Using LRO images, “we’ve discovered more than 3,000 of these scarps, whereas before, fewer than 100 were known,” says Thomas Watters, a planetary geologist at the Smithsonian National Air and Space Museum and lead author of the study, published in Geology. When lunar thrust faults were first discovered, scientists thought they’d formed purely due to global contraction of the moon: As the molten early moon cooled and contracted, the faults formed, leaving the surface with a “wrinkled” appearance. But, Watters says, “we were surprised to find that global contraction wasn’t by itself able to explain the orientations of these scarps, which we found to be nonrandomly distributed across the moon’s surface.”

If global contraction alone were driving the scarps' formation, Watters says, then they should not display any preferred orientation. But he and his team found that the scarps around the moon’s equator tend to have north-south orientations, whereas scarps located closer to the poles generally have east-west orientations. So, the researchers considered another force acting globally on the moon: tidal stresses imposed by Earth’s gravitational pull on its neighbor. When they modeled the tides' effects on the moon in combination with global contraction, “we found that the moon’s stress field has specific, preferred orientations relative to its equator and poles,” which could explain the observed orientations of the scarps, Watters says.

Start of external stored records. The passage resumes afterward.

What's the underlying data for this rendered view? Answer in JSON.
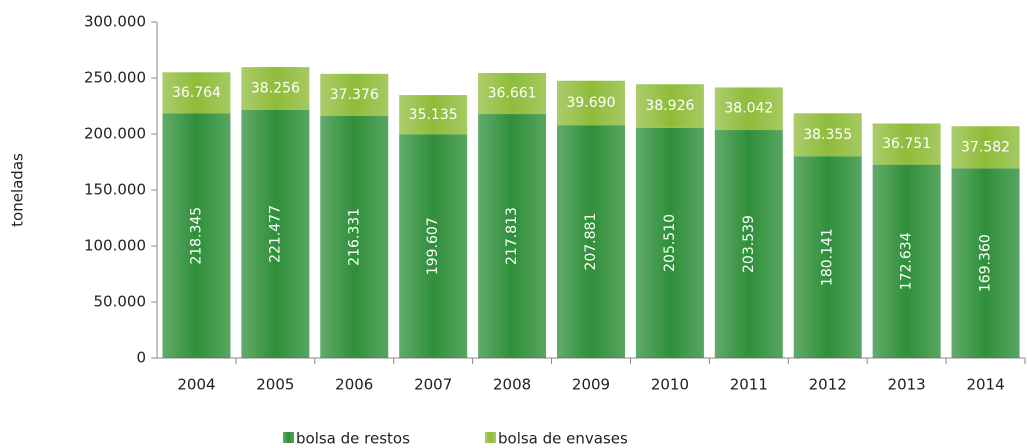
{
  "chart_data": {
    "type": "bar",
    "stacked": true,
    "y_label": "toneladas",
    "categories": [
      "2004",
      "2005",
      "2006",
      "2007",
      "2008",
      "2009",
      "2010",
      "2011",
      "2012",
      "2013",
      "2014"
    ],
    "series": [
      {
        "name": "bolsa de restos",
        "color": "#2f8f3a",
        "values": [
          218345,
          221477,
          216331,
          199607,
          217813,
          207881,
          205510,
          203539,
          180141,
          172634,
          169360
        ],
        "value_labels": [
          "218.345",
          "221.477",
          "216.331",
          "199.607",
          "217.813",
          "207.881",
          "205.510",
          "203.539",
          "180.141",
          "172.634",
          "169.360"
        ]
      },
      {
        "name": "bolsa de envases",
        "color": "#8fbc3a",
        "values": [
          36764,
          38256,
          37376,
          35135,
          36661,
          39690,
          38926,
          38042,
          38355,
          36751,
          37582
        ],
        "value_labels": [
          "36.764",
          "38.256",
          "37.376",
          "35.135",
          "36.661",
          "39.690",
          "38.926",
          "38.042",
          "38.355",
          "36.751",
          "37.582"
        ]
      }
    ],
    "ylim": [
      0,
      300000
    ],
    "yticks": [
      0,
      {
        "value": 50000,
        "label": "50.000"
      },
      {
        "value": 100000,
        "label": "100.000"
      },
      {
        "value": 150000,
        "label": "150.000"
      },
      {
        "value": 200000,
        "label": "200.000"
      },
      {
        "value": 250000,
        "label": "250.000"
      },
      {
        "value": 300000,
        "label": "300.000"
      }
    ],
    "legend": "bottom"
  }
}
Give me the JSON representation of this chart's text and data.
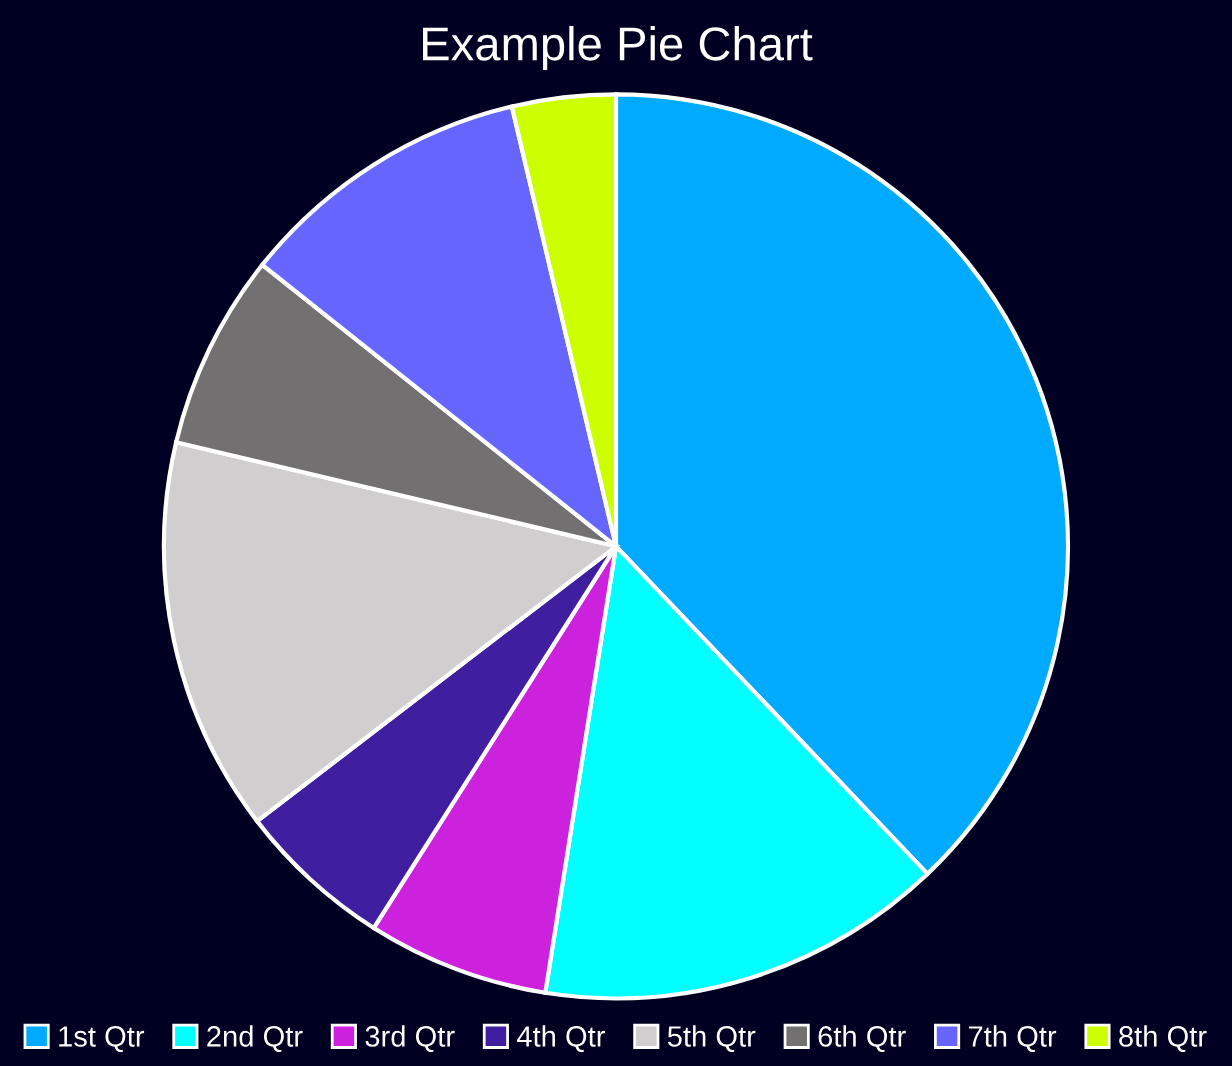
{
  "chart_data": {
    "type": "pie",
    "title": "Example Pie Chart",
    "categories": [
      "1st Qtr",
      "2nd Qtr",
      "3rd Qtr",
      "4th Qtr",
      "5th Qtr",
      "6th Qtr",
      "7th Qtr",
      "8th Qtr"
    ],
    "values": [
      37.9,
      14.6,
      6.5,
      5.6,
      14.1,
      7.0,
      10.6,
      3.7
    ],
    "colors": [
      "#00aaff",
      "#00ffff",
      "#cc22dd",
      "#3f1fa0",
      "#d0cece",
      "#727070",
      "#6666ff",
      "#ccff00"
    ],
    "legend": "bottom"
  }
}
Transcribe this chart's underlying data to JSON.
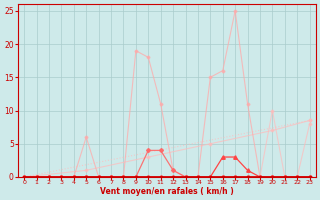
{
  "title": "",
  "xlabel": "Vent moyen/en rafales ( km/h )",
  "ylabel": "",
  "bg_color": "#ceeaea",
  "grid_color": "#aacccc",
  "xlim": [
    -0.5,
    23.5
  ],
  "ylim": [
    0,
    26
  ],
  "yticks": [
    0,
    5,
    10,
    15,
    20,
    25
  ],
  "xticks": [
    0,
    1,
    2,
    3,
    4,
    5,
    6,
    7,
    8,
    9,
    10,
    11,
    12,
    13,
    14,
    15,
    16,
    17,
    18,
    19,
    20,
    21,
    22,
    23
  ],
  "series": [
    {
      "x": [
        0,
        23
      ],
      "y": [
        0,
        8.5
      ],
      "color": "#ffbbbb",
      "lw": 0.8,
      "marker": "D",
      "ms": 1.5,
      "alpha": 0.7,
      "ls": ":"
    },
    {
      "x": [
        0,
        5,
        10,
        15,
        20,
        23
      ],
      "y": [
        0,
        1,
        3,
        5,
        7,
        8.5
      ],
      "color": "#ffbbbb",
      "lw": 0.8,
      "marker": "D",
      "ms": 1.5,
      "alpha": 0.7,
      "ls": "-"
    },
    {
      "x": [
        0,
        1,
        2,
        3,
        4,
        5,
        6,
        7,
        8,
        9,
        10,
        11,
        12,
        13,
        14,
        15,
        16,
        17,
        18,
        19,
        20,
        21,
        22,
        23
      ],
      "y": [
        0,
        0,
        0,
        0,
        0,
        0,
        0,
        0,
        0,
        19,
        18,
        11,
        1,
        0,
        0,
        0,
        0,
        0,
        0,
        0,
        0,
        0,
        0,
        0
      ],
      "color": "#ffaaaa",
      "lw": 0.8,
      "marker": "D",
      "ms": 1.5,
      "alpha": 0.75,
      "ls": "-"
    },
    {
      "x": [
        0,
        1,
        2,
        3,
        4,
        5,
        6,
        7,
        8,
        9,
        10,
        11,
        12,
        13,
        14,
        15,
        16,
        17,
        18,
        19,
        20,
        21,
        22,
        23
      ],
      "y": [
        0,
        0,
        0,
        0,
        0,
        6,
        0,
        0,
        0,
        0,
        0,
        0,
        0,
        0,
        0,
        0,
        0,
        0,
        0,
        0,
        0,
        0,
        0,
        0
      ],
      "color": "#ffaaaa",
      "lw": 0.8,
      "marker": "D",
      "ms": 1.5,
      "alpha": 0.75,
      "ls": "-"
    },
    {
      "comment": "medium pink series right side: x=15->16->17->18: 15,16,25,11->x=20:10->x=23:8",
      "x": [
        0,
        1,
        2,
        3,
        4,
        5,
        6,
        7,
        8,
        9,
        10,
        11,
        12,
        13,
        14,
        15,
        16,
        17,
        18,
        19,
        20,
        21,
        22,
        23
      ],
      "y": [
        0,
        0,
        0,
        0,
        0,
        0,
        0,
        0,
        0,
        0,
        0,
        0,
        0,
        0,
        0,
        15,
        16,
        25,
        11,
        0,
        0,
        0,
        0,
        0
      ],
      "color": "#ffaaaa",
      "lw": 0.8,
      "marker": "D",
      "ms": 1.5,
      "alpha": 0.75,
      "ls": "-"
    },
    {
      "comment": "pink series x=20: 10, x=23: 8",
      "x": [
        0,
        1,
        2,
        3,
        4,
        5,
        6,
        7,
        8,
        9,
        10,
        11,
        12,
        13,
        14,
        15,
        16,
        17,
        18,
        19,
        20,
        21,
        22,
        23
      ],
      "y": [
        0,
        0,
        0,
        0,
        0,
        0,
        0,
        0,
        0,
        0,
        0,
        0,
        0,
        0,
        0,
        0,
        0,
        0,
        0,
        0,
        10,
        0,
        0,
        8
      ],
      "color": "#ffbbbb",
      "lw": 0.8,
      "marker": "D",
      "ms": 1.5,
      "alpha": 0.7,
      "ls": "-"
    },
    {
      "x": [
        0,
        1,
        2,
        3,
        4,
        5,
        6,
        7,
        8,
        9,
        10,
        11,
        12,
        13,
        14,
        15,
        16,
        17,
        18,
        19,
        20,
        21,
        22,
        23
      ],
      "y": [
        0,
        0,
        0,
        0,
        0,
        0,
        0,
        0,
        0,
        0,
        4,
        4,
        1,
        0,
        0,
        0,
        0,
        0,
        0,
        0,
        0,
        0,
        0,
        0
      ],
      "color": "#ff6666",
      "lw": 0.9,
      "marker": "D",
      "ms": 2,
      "alpha": 0.9,
      "ls": "-"
    },
    {
      "comment": "dark red series right: x=16,17,18 -> 3,3,1",
      "x": [
        0,
        1,
        2,
        3,
        4,
        5,
        6,
        7,
        8,
        9,
        10,
        11,
        12,
        13,
        14,
        15,
        16,
        17,
        18,
        19,
        20,
        21,
        22,
        23
      ],
      "y": [
        0,
        0,
        0,
        0,
        0,
        0,
        0,
        0,
        0,
        0,
        0,
        0,
        0,
        0,
        0,
        0,
        3,
        3,
        1,
        0,
        0,
        0,
        0,
        0
      ],
      "color": "#ff4444",
      "lw": 0.9,
      "marker": "^",
      "ms": 2.5,
      "alpha": 1.0,
      "ls": "-"
    },
    {
      "x": [
        0,
        1,
        2,
        3,
        4,
        5,
        6,
        7,
        8,
        9,
        10,
        11,
        12,
        13,
        14,
        15,
        16,
        17,
        18,
        19,
        20,
        21,
        22,
        23
      ],
      "y": [
        0,
        0,
        0,
        0,
        0,
        0,
        0,
        0,
        0,
        0,
        0,
        0,
        0,
        0,
        0,
        0,
        0,
        0,
        0,
        0,
        0,
        0,
        0,
        0
      ],
      "color": "#cc0000",
      "lw": 1.2,
      "marker": "s",
      "ms": 2,
      "alpha": 1.0,
      "ls": "-"
    }
  ]
}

Such structures don’t tend to survive long due to reshaping of the moon’s surface by meteorite bombardment, so the present scarps are likely young features geologically speaking, “probably younger than 50 million years,” Watters says. And they’re also small — usually less than 10 kilometers long and only tens of meters high — compared to thrust-fault scarps on Earth. The scarps' short lengths could be caused by the relatively weak stresses produced by tidal forces. “These stresses can only cause faults to move if [the faults] are at relatively shallow depths, or low pressures; and shallow faults will typically produce small-scale surface features” like the observed scarps, says Francis Nimmo, a planetary geophysicist at the University of California at Santa Cruz who was not involved in the study. “It probably also helps that near-surface lunar rock is more fractured [than deeper rock] and, thus, is easier to move,” Nimmo says.

Oblique view of an unnamed crater located in Apollo Basin on the moon. The concentric crater has a diameter of 11.5 kilometers. Credit: NASA/Goddard/Arizona State University.

Rock at the lunar surface is not only fractured by faults, but also by large meteorite impacts that have left the moon covered in craters. In a separate study in Geophysical Research Letters, the extent of fracturing — referred to as porosity — has been found to increase in relation to the size of a crater. Studying changes in porosity provides a window into the nature of the moon’s crust, as well as into the crustal evolution of other solid planetary bodies like Earth.

To investigate the moon’s near-surface porosity, a team led by Jason Soderblom of MIT used data from NASA’s lunar-orbiting GRAIL spacecraft to analyze anomalies in the moon’s gravitational field called Bouguer anomalies (BA). “We found that, for craters up to about 100 kilometers in diameter, BA values become increasingly negative, which means porosity levels are [greater] due to events like impact fracturing,” Soderblom says. For craters larger than 100 kilometers across, though, “there’s no continued increase in total porosity, which we interpret to be evidence that there’s some maximum depth to which porosity can persist on the moon, due perhaps to overburden pressure from the crust.”

Oddly, some craters display positive BA values, meaning they are less porous than surrounding rock. Soderblom says this seemed counterintuitive at first, but that, if an impactor struck rock that already had high porosity, then “you could melt out the rock, crush out pore space, and that ends up reducing the porosity.”

The moon, because it does not have active plate tectonics or the same high rates of erosion that Earth does, preserves a relatively complete record of impact cratering. The data in the new study are “going to help us understand how many impacts [there have been] on the moon’s crust since the time it solidified,” says David Minton of Purdue University, who was not involved in the work. This should also give us an idea of what the porosity of Earth’s crust through time may have been like, Minton says.

Understanding the evolution of rock porosity on Earth is critical, Soder­blom says, because porosity increases the surface area of rocks, which increases chemical weathering rates. And chemical weathering of rock likely provided essential nutrients for early life on the planet.